I do (and did) find that the education I got was extremely useful in my career as an EMT and Paramedic. In particular, outside of learning how to use the BVM, Oral Airways, and Oxygen administration, I learned absolutely NOTHING new. I could have learned those three things and passed the written and skills exams nearly blindfolded. I still needed to work on some organizational stuff as it related to EMS, but the knowledge was easily way beyond EMT. If I'd learned ACLS, PHTLS, PALS... that kind of stuff, I probably could have passed the NREMTP exam upon graduation from College.I'm sure as a medic you find the additional education to be much more useful. The sad thing about being a basic is that there is so little room to go above and beyond. I'll happily do a knee exam on someone that fell and felt something go pop, but there's not much I can do with those findings and I can forget about telling the ER that I suspect a meniscus tear or something like that. Oh well, one more reason to get more formalized education.

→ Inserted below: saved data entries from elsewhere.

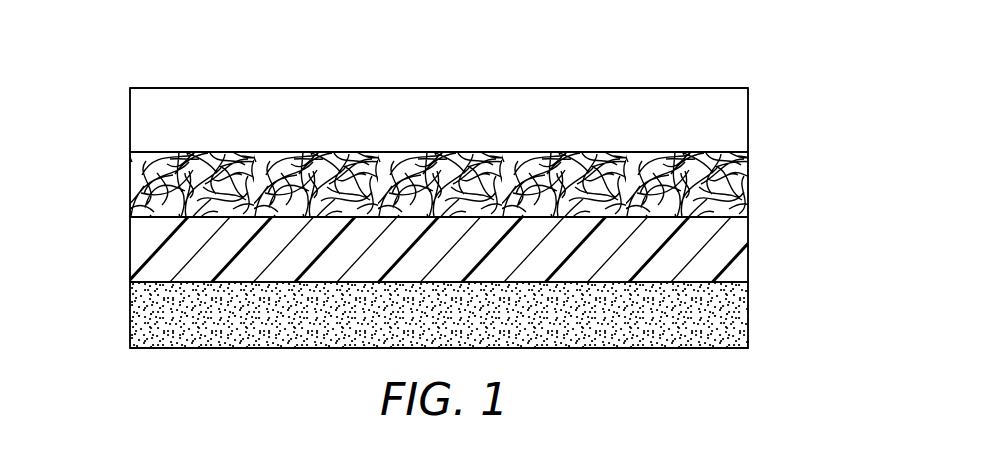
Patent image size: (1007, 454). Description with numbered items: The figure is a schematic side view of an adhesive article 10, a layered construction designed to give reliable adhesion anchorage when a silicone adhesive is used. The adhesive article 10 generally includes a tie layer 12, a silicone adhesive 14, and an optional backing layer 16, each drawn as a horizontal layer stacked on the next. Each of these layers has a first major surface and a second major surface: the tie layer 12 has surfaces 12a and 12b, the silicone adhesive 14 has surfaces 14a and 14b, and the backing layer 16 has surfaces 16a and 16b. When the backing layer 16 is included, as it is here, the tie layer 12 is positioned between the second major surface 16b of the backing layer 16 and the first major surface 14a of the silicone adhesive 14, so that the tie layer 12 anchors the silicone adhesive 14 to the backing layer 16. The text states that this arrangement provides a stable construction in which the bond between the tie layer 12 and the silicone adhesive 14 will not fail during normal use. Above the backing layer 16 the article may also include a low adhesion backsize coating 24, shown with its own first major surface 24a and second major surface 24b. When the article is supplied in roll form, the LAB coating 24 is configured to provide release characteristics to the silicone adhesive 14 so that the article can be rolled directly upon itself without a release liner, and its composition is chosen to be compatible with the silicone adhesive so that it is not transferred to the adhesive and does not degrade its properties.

The adhesive article 10 is at (785, 50).
The tie layer 12 is at (728, 247).
The first major surface of the tie layer 12a is at (140, 215).
The second major surface of the tie layer 12b is at (158, 283).
The silicone adhesive 14 is at (728, 327).
The first major surface of the silicone adhesive 14a is at (748, 283).
The second major surface of the silicone adhesive 14b is at (718, 350).
The backing layer 16 is at (748, 178).
The first major surface of the backing layer 16a is at (718, 152).
The second major surface of the backing layer 16b is at (748, 228).
The low adhesion backsize coating 24 is at (155, 120).
The first major surface of the LAB coating 24a is at (663, 88).
The second major surface of the LAB coating 24b is at (130, 153).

I'm also not an ATC, I intern at a school that can't even offer an AT degree, so much of what I learn is done OTJ. What I would do for all the education that ATCs get as opposed to the piecemeal strategy that I currently have going...
My gut tells me that steroids can suppress inflammation too much, and NSAIDS, in too big of a dose can do the same thing. IMHO, some inflammation is necessary for the body to conduct it's repair processes, but too much can slow that process down, and if you suppress inflammation too much, the same result happens too.I repeatedly wonder what effect on the "normal" course of recovery there is of steroids or NSAIDS.
My gut tells me that steroids can suppress inflammation too much, and NSAIDS, in too big of a dose can do the same thing. IMHO, some inflammation is necessary for the body to conduct it's repair processes, but too much can slow that process down, and if you suppress inflammation too much, the same result happens too.
I think a lot of the repair effects with some suppression of inflammation comes from a lot of physical therapy and whatnot...
Kind of esoteric and such, but it's just... some observations I made a few years ago but haven't been able to really follow up on this in any sort of a meaningful way.